別の言い方をしてみよう。ジョンソンは、65歳から74歳のあいだに死亡する人の場合、亡くなる前に手厚い介護が必要となる可能性は五分五分であると割り出した。そして、85歳まで長生きした人の場合、同様の手厚い介護が亡くなる前に必要となる割合は75%に上る。
80歳以上の高齢者が2000万人に
年齢の上昇とともに有病率が高くなる病気の顕著な例が認知症だ。研究によって数字は異なるが、アメリカ国立衛生研究所(NIH)による信頼性の高い調査によれば、70代の高齢者で認知症を発症している人はわずか5%だ。しかし80代になると、4人に1人がアルツハイマー病や血管性認知症など、何らかの記憶障害と診断される。
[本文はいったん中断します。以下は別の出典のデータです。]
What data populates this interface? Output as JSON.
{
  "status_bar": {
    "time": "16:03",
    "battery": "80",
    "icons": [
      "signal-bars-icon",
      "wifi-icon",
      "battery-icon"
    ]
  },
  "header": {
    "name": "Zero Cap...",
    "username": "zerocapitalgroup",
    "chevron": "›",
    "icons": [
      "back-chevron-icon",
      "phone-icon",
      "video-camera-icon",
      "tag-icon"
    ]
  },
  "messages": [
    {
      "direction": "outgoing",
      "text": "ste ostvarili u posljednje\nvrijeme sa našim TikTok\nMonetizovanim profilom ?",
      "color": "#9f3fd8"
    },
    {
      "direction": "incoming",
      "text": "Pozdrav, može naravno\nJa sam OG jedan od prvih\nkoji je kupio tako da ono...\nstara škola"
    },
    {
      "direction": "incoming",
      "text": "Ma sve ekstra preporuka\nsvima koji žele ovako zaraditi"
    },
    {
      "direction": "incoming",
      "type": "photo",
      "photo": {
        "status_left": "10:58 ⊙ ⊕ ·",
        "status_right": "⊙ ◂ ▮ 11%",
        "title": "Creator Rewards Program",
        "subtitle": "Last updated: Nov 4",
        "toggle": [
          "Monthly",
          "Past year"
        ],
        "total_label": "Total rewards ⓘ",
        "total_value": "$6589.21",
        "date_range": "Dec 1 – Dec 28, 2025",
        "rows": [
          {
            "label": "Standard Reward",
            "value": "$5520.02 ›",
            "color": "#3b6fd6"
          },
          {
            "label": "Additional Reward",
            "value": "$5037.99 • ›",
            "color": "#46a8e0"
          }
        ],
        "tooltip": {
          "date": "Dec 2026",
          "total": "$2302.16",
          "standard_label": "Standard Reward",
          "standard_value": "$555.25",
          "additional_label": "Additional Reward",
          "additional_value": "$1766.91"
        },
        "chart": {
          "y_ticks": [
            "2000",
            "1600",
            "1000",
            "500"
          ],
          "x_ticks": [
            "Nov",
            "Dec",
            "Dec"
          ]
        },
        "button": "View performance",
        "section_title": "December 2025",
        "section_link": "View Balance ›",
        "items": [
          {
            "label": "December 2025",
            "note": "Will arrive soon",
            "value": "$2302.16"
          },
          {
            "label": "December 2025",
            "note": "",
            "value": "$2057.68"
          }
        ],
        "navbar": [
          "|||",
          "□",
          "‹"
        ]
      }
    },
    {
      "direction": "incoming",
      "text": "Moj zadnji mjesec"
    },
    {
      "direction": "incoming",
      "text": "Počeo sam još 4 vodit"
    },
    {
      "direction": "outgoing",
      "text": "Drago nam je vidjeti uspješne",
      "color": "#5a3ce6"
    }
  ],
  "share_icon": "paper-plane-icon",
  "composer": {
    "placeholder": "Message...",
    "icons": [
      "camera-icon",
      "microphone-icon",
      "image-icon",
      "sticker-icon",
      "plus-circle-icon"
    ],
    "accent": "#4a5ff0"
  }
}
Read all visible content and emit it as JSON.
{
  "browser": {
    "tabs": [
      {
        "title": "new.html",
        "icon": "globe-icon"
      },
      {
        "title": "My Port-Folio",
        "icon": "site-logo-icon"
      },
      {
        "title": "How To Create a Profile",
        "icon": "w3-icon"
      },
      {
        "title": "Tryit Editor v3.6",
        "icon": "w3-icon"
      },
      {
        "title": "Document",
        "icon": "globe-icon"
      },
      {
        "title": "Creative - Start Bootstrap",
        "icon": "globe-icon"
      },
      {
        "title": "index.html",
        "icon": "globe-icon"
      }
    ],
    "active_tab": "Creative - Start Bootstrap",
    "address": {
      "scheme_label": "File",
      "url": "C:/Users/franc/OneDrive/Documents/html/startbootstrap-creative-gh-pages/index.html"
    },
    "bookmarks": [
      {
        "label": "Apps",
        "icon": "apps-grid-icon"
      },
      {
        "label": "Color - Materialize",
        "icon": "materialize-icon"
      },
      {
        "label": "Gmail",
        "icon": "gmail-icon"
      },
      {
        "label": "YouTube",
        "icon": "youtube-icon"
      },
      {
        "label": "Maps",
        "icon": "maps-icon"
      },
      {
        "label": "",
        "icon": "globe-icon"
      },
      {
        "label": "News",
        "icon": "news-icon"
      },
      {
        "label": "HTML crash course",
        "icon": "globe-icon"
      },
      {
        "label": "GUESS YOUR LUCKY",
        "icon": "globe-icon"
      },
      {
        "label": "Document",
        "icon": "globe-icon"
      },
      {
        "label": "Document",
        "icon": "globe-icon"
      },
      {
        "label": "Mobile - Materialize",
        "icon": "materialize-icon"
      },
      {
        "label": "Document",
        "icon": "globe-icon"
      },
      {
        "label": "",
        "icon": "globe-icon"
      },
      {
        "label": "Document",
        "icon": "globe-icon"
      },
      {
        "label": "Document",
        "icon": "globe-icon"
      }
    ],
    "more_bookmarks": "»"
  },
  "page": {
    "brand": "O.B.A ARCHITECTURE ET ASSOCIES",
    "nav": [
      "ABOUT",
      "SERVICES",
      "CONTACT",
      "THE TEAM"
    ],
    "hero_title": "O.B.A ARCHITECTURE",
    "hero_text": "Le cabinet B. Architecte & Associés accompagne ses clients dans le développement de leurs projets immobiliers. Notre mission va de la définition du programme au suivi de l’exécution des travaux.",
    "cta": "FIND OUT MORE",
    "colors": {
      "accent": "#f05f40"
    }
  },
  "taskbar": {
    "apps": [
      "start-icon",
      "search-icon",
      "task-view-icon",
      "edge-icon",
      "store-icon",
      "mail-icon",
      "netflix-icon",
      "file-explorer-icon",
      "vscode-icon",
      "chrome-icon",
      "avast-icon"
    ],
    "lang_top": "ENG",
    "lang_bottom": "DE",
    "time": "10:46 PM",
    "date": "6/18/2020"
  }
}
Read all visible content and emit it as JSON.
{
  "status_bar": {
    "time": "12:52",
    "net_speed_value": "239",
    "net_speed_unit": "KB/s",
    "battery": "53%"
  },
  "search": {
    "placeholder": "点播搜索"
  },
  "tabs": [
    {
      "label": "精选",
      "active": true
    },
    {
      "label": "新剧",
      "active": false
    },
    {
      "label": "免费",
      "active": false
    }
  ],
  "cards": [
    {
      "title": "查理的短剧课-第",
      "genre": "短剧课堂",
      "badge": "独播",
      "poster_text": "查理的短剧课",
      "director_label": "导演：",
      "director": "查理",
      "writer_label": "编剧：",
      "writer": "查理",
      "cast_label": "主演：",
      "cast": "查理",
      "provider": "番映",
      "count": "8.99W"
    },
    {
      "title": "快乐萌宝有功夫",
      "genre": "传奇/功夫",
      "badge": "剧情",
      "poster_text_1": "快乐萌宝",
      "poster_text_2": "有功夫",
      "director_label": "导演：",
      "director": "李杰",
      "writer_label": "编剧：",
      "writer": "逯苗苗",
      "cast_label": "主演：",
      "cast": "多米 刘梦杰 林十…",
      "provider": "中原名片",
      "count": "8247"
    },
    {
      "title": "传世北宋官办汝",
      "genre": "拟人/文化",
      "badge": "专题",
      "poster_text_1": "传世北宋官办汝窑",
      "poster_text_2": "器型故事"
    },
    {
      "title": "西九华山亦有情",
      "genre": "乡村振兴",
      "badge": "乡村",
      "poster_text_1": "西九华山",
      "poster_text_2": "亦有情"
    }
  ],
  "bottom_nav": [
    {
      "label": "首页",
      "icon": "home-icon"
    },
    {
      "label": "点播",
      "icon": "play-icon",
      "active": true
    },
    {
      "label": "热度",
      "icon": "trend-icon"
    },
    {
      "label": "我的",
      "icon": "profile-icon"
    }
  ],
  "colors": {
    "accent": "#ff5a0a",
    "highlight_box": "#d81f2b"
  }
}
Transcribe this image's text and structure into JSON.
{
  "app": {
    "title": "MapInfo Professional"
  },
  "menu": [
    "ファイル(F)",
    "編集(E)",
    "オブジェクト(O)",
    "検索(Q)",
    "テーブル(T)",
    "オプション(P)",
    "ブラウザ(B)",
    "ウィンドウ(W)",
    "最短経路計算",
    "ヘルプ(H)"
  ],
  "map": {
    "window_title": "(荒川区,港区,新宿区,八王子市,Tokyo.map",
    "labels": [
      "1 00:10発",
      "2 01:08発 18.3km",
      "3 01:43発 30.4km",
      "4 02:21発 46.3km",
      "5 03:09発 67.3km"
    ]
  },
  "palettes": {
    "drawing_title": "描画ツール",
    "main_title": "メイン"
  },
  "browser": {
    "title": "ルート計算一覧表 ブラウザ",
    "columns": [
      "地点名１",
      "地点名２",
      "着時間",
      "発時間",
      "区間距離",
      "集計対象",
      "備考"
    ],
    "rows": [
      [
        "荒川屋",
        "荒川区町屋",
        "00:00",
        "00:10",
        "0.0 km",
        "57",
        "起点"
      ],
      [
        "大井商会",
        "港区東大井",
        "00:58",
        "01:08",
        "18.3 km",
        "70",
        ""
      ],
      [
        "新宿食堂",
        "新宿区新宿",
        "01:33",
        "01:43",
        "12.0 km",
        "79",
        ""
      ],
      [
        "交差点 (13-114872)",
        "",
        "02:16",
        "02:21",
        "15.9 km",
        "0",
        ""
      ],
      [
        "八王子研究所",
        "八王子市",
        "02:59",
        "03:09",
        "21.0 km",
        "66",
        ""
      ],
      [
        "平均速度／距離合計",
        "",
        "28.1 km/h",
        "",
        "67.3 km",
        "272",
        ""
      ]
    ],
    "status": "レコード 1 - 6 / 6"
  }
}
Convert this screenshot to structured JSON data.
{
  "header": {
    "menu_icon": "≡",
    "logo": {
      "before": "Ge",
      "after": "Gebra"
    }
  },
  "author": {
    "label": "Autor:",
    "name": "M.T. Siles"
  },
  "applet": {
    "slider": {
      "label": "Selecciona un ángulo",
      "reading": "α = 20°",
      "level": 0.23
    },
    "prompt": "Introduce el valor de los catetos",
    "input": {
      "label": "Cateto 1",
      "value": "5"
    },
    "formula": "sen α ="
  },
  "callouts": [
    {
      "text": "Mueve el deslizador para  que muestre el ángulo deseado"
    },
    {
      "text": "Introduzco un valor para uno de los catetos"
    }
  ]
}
年齢に関連した同様のパターンは、長期介護保険についても当てはまる。全米長期介護保険協会(American Association for Long Term Care Insurance)によれば、保険金請求全体の75%近くが80歳以上の高齢者が行ったものであり、45%は86歳以上の高齢者からだった。
ここで言う高齢者とは、いったいどのくらいの人数に上るのだろうか。米国勢調査局によると、2020年代が終わるころには、2000万人のアメリカ人が80歳以上、900万人近くが85歳以上に達しているという。